DigitalOcean Droplets as Training Environments for ML Models

Question

Pulumi · Accepted Answer

To set up DigitalOcean Droplets to serve as training environments for machine learning (ML) models, we will need the following components:

1. **DigitalOcean Droplet**: This will be the virtual server (VM) that runs our processing tasks. We can customize its size based on the computing requirements of our ML models.
2. **SSH Key**: For secure access to the Droplet, we should add an SSH key.
3. **Firewall**: To control the traffic to and from our Droplet, setting up a firewall is essential.
4. **Custom Image (optional)**: If you have a specific environment setup that you want to replicate across droplets, a custom image can be used to create droplets with this environment pre-configured.

Here's how you can use Pulumi to create such an environment.

First, let's define our Droplet. We need to specify the size, region, image, and other properties that best match our requirements. For ML workloads, choosing a size that offers an adequate amount of CPU and memory is crucial.

For the image, if you're using common ML frameworks like TensorFlow or PyTorch, you might opt for an image that comes with these pre-installed, or you can set up the environment yourself using the `userData` parameter where you can pass a bash script to install necessary software on first boot.

SSH keys are crucial for secure remote access. We'll create an SSH key resource and associate it with our Droplet.

Firewalls help secure our Droplet by allowing only certain types of traffic. We will define a basic firewall rule that allows SSH (port 22) traffic.

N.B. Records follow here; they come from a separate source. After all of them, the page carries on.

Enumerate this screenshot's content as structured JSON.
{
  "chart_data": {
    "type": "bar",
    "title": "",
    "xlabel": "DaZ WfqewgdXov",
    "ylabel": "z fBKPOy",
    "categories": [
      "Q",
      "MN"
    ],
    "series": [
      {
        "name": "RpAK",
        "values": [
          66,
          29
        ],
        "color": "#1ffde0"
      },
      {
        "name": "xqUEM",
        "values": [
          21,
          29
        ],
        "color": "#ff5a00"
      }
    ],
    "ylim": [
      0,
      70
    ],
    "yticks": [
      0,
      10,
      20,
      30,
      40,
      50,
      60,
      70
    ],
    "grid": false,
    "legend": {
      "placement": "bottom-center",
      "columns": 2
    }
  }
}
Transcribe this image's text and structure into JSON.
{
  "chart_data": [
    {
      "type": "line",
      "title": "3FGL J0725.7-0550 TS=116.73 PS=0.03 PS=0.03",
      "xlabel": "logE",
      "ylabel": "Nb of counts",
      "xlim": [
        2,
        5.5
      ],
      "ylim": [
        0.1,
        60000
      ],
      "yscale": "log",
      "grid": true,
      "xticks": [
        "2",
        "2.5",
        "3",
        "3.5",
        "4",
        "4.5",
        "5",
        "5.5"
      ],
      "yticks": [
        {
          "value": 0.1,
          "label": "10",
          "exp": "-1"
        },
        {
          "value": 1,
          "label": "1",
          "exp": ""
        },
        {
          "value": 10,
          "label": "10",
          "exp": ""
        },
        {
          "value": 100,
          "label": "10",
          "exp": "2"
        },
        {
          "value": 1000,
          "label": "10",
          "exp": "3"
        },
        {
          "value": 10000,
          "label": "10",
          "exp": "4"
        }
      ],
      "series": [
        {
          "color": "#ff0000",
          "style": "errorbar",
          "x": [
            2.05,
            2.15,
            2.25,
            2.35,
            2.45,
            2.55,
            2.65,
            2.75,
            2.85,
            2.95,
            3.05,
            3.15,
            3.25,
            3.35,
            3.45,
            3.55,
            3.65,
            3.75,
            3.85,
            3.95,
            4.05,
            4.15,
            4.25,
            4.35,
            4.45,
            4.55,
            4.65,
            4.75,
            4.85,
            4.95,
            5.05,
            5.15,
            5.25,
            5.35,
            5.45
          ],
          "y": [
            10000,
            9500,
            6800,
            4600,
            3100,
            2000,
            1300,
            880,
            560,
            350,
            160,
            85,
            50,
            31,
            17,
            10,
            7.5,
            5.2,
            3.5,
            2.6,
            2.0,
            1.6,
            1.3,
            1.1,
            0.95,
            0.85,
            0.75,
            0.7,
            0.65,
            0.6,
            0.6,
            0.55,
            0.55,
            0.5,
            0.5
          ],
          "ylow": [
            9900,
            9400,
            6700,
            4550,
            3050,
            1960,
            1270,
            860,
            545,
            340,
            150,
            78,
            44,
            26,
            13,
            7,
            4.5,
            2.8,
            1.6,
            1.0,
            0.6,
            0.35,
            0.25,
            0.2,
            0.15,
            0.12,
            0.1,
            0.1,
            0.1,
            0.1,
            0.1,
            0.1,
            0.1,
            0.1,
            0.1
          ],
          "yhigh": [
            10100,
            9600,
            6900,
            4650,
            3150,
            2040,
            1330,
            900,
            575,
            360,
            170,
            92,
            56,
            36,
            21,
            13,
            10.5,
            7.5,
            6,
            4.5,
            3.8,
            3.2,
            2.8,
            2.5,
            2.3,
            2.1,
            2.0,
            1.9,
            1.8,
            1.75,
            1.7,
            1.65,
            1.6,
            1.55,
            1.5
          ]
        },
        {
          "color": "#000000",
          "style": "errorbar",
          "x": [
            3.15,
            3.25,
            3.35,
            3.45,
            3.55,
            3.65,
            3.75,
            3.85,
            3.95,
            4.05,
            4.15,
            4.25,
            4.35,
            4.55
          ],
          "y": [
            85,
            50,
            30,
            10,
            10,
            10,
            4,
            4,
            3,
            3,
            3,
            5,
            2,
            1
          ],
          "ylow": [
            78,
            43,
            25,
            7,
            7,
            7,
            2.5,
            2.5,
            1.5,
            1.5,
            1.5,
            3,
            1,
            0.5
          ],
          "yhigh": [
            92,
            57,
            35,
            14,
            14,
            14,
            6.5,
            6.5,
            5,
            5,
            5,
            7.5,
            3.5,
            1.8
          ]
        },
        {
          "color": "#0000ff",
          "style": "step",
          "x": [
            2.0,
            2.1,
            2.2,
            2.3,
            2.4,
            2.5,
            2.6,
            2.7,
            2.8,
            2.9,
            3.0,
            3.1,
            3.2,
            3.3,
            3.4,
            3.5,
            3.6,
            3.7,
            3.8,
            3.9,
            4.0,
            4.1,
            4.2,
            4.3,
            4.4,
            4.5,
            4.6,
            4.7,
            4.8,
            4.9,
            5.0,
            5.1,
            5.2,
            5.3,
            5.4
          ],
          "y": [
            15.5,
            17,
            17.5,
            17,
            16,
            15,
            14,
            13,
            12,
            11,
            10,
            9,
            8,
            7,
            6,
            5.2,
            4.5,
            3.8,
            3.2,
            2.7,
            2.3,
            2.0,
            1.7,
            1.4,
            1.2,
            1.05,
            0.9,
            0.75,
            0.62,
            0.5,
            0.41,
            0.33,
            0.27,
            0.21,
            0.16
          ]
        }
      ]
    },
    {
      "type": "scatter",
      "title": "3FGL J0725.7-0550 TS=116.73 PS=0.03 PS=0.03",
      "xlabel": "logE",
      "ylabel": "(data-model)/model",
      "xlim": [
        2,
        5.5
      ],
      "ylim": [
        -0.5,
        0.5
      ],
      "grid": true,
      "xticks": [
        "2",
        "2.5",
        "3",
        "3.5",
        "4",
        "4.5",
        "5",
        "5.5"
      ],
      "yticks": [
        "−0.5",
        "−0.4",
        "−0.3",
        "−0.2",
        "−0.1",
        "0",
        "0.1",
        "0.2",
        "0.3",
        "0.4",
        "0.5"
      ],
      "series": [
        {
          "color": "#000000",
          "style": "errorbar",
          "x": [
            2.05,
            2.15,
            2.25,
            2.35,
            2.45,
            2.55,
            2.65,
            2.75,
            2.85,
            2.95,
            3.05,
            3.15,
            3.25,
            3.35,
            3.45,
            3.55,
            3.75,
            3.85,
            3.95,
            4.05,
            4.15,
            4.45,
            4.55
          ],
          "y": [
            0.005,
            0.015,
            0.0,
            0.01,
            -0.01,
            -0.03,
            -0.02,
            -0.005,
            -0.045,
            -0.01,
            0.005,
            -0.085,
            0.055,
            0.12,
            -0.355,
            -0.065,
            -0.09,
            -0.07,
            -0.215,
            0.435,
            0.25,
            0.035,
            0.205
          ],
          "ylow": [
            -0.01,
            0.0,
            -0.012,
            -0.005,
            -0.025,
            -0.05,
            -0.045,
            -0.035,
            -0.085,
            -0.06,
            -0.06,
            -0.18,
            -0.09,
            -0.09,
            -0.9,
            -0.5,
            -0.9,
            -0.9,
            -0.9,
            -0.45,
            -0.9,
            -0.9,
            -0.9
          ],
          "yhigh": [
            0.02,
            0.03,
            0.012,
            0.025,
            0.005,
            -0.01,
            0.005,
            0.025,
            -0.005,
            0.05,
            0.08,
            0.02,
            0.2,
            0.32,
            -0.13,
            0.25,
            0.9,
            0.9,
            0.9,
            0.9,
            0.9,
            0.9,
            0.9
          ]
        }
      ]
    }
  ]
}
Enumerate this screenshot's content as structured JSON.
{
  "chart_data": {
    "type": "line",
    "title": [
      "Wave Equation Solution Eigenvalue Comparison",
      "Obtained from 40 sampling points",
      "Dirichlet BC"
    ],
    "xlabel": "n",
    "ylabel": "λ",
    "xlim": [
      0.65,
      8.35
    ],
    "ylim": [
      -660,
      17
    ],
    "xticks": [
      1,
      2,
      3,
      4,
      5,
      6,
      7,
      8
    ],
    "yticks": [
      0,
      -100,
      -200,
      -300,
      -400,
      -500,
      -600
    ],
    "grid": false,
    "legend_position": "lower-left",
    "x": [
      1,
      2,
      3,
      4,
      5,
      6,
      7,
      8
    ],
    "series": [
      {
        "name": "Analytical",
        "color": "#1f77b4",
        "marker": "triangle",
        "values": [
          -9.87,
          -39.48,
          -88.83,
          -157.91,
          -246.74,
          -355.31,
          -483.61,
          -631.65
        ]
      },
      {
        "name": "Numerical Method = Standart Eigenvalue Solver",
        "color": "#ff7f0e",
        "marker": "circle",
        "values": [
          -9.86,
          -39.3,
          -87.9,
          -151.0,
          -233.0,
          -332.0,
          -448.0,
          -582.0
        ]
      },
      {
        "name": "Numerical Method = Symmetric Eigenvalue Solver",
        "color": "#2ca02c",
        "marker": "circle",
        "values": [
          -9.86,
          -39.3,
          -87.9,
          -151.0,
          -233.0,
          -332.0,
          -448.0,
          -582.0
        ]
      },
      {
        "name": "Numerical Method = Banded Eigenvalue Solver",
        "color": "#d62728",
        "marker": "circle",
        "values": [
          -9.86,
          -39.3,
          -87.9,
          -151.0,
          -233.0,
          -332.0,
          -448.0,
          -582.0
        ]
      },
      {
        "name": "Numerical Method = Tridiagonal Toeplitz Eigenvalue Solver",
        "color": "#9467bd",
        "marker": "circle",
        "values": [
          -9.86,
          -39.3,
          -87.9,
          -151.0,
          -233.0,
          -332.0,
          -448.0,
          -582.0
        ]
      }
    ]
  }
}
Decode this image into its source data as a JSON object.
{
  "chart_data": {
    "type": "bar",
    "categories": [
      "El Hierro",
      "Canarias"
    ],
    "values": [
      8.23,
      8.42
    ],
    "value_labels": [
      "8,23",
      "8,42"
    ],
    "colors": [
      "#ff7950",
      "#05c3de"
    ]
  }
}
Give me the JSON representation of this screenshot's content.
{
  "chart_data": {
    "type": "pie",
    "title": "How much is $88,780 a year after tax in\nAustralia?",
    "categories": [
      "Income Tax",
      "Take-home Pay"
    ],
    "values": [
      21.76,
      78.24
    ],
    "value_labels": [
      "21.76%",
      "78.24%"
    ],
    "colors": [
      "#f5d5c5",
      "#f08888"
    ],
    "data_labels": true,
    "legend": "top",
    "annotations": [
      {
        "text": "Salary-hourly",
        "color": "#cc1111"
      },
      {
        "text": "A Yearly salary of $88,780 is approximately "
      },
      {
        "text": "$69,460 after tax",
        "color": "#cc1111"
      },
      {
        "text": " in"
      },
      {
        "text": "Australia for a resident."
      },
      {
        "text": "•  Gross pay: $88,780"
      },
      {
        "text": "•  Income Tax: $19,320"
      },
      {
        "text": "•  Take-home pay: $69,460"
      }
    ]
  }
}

Now let's write the Pulumi program:

```python
import pulumi
import pulumi_digitalocean as digitalocean

# Replace the following placeholders with your own information
droplet_name = "ml-droplet"
region = "nyc3" # Choose a region close to you or your customers
size = "s-1vcpu-1gb" # Example size, choose one that matches your ML workload
image = "ubuntu-20-04-x64" # Example image, you can choose other images or custom snapshots
ssh_key_public_path = "~/.ssh/id_rsa.pub" # Your SSH public key path
firewall_name = "ml-firewall"

# Read the SSH public key from the specified file
with open(ssh_key_public_path, 'r') as key_file:
    ssh_key_public = key_file.read()

# Create an SSH key resource to associate with the Droplet
ssh_key = digitalocean.SshKey("ml-ssh-key",
    public_key=ssh_key_public)

# Define a Droplet for machine learning workloads
ml_droplet = digitalocean.Droplet(droplet_name,
    image=image,
    size=size,
    region=region,
    ssh_keys=[ssh_key.id],
    tags=["ml"],
    # 'user_data' can be used to run a script on the first boot. 
    # This can be useful to install ML frameworks and dependencies.
    # e.g., Uncomment and edit the following line to install Miniconda:
    # user_data="""#!/bin/bash
    #    wget https://repo.anaconda.com/miniconda/Miniconda3-latest-Linux-x86_64.sh
    #    bash Miniconda3-latest-Linux-x86_64.sh -b -p $HOME/miniconda
    #"""
)

# Create a Firewall that allows SSH traffic to the Droplet
ml_firewall = digitalocean.Firewall(firewall_name,
    droplet_ids=[ml_droplet.id],
    inbound_rules=[{
        "protocol": "tcp",
        "port_range": "22",
        "source_addresses": ["0.0.0.0/0", "::/0"], # Allows SSH from any IP - Be cautious with this setting
    }],
    outbound_rules=[{
        "protocol": "tcp",
        "port_range": "80",
        "destination_addresses": ["0.0.0.0/0", "::/0"], # Allows HTTP traffic to any IP
    }, {
        "protocol": "tcp",
        "port_range": "443",
        "destination_addresses": ["0.0.0.0/0", "::/0"], # Allows HTTPS traffic to any IP
    }]
)

# Export the IP address of the Droplet
pulumi.export('droplet_ip', ml_droplet.ipv4_address)
```

Before running the above program:

- Ensure you've installed Pulumi and set it up for Python.
- Configure Pulumi to manage resources in DigitalOcean. This typically involves setting the `DIGITALOCEAN_TOKEN` environment variable to your DigitalOcean personal access token.

The program starts by reading your SSH public key and creating a DigitalOcean SSH key resource. The key will then be associated with the Droplet.

Next, we create the Droplet itself with the given size and image. The `tags` parameter helps us manage and identify this droplet as part of our ML infrastructure.

The `user_data` script is commented out in the example but can be used to automatically set up the environment when the Droplet is provisioned.

Finally, we set up a Firewall to secure our Droplet. We want to ensure only SSH access is allowed for remote connections. We also set export to provide us with the Droplet's IP address, which we will use to access our new machine learning environment.

After running the Pulumi program with `pulumi up`, you will receive an IP address. You can then SSH into your new Droplet and begin setting up your machine learning environment or start training your models directly.